Spring training games are useful only in allowing position players to accrue some at bats and ease back into shape and allowing pitchers to build stamina. Clubs would be perfectly happy to go 0-for-spring, so long as they don't hear the word "ow."The Blue Jays, riddled with injuries in 2007, have enjoyed an uneventful spring medically, with the exception of A.J. "For this much money, I should have someone open my car doors for me" Burnett and his crushed fingernail.
That is, until today, when Casey Janssen said "ow."
With a torn labrum, Janssen is not only out of the picture this season, his odds of coming back and being an effective major league pitcher are rather long. Despite his excellent 2007, Janssen's strikeout numbers didn't mesh with the profile of an elite reliever, and he was a little hit lucky (the batting average against him on balls is play was just .260). So it may have been a lot to ask for a repeat performance.
Where the Janssen injury really hurts is the versatility it costs the team. Without Janssen in the pen, the Jays can't afford a letdown from Jeremy Accardo, or a delay in the return B.J. Ryan, or another Brandon League relapse.

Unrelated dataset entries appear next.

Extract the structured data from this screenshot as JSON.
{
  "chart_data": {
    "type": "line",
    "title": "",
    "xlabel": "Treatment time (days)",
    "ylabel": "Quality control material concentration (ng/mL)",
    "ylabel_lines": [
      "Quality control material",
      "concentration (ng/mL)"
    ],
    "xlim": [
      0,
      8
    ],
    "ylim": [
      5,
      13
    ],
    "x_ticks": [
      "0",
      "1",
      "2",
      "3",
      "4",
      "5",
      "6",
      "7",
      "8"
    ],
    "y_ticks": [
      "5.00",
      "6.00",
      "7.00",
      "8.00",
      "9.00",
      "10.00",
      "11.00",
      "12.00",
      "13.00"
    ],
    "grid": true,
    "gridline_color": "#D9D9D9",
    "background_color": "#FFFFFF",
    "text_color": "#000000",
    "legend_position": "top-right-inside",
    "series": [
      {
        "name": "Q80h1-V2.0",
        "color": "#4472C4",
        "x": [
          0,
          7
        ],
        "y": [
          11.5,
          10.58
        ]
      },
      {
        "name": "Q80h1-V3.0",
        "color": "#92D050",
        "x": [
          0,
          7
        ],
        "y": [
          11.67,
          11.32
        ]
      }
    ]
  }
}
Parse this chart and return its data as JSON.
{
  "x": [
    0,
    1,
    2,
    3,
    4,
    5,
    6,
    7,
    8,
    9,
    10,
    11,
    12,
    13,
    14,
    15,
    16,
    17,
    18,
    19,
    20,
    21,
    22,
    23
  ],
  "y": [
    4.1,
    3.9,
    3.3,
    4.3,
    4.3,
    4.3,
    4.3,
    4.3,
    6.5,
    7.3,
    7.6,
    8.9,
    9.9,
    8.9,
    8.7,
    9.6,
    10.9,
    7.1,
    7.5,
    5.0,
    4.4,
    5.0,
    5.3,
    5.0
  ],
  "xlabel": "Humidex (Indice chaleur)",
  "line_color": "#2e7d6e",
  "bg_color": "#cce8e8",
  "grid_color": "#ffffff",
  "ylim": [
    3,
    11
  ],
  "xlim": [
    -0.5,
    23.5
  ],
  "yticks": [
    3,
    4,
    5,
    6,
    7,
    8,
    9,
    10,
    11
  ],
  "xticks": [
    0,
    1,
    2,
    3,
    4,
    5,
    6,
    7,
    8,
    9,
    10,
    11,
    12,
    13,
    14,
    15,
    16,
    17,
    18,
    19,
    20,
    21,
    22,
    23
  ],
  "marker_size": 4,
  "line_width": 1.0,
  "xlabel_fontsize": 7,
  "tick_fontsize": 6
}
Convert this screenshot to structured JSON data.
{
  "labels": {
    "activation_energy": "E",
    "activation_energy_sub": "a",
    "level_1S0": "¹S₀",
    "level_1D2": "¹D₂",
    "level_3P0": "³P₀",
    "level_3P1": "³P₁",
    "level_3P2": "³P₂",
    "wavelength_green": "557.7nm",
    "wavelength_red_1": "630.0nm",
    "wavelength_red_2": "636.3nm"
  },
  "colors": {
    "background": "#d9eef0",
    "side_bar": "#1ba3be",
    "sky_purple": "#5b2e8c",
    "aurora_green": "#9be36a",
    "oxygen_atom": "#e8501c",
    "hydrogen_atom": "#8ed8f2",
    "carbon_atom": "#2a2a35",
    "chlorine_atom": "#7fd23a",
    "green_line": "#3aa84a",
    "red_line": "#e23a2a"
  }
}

Without Janssen's presence in the race for 5th starter, one of Jesse Litsch or Gustavo Chacin will have to perform, and there's now added pressure for the rest of the rotation to remain healthy.
This isn't a fatal blow to the Jays' season - after all, B.J. Ryan went down last year and the bullpen was still one of the best in the league. If Ryan's even close to his performance pre-surgery, he will easily replace Janssen. The rotation is less of a sure thing, especially in light of Chacin looking positively ordinary in his first action. But again, it was his first action, and spring is the time to give up 420 foot Alex Rodriguez moonshots. Should his struggles continue, the Jays now find themselves with one less option - and a team hoping to compete for the AL East title can't afford to lose too many options.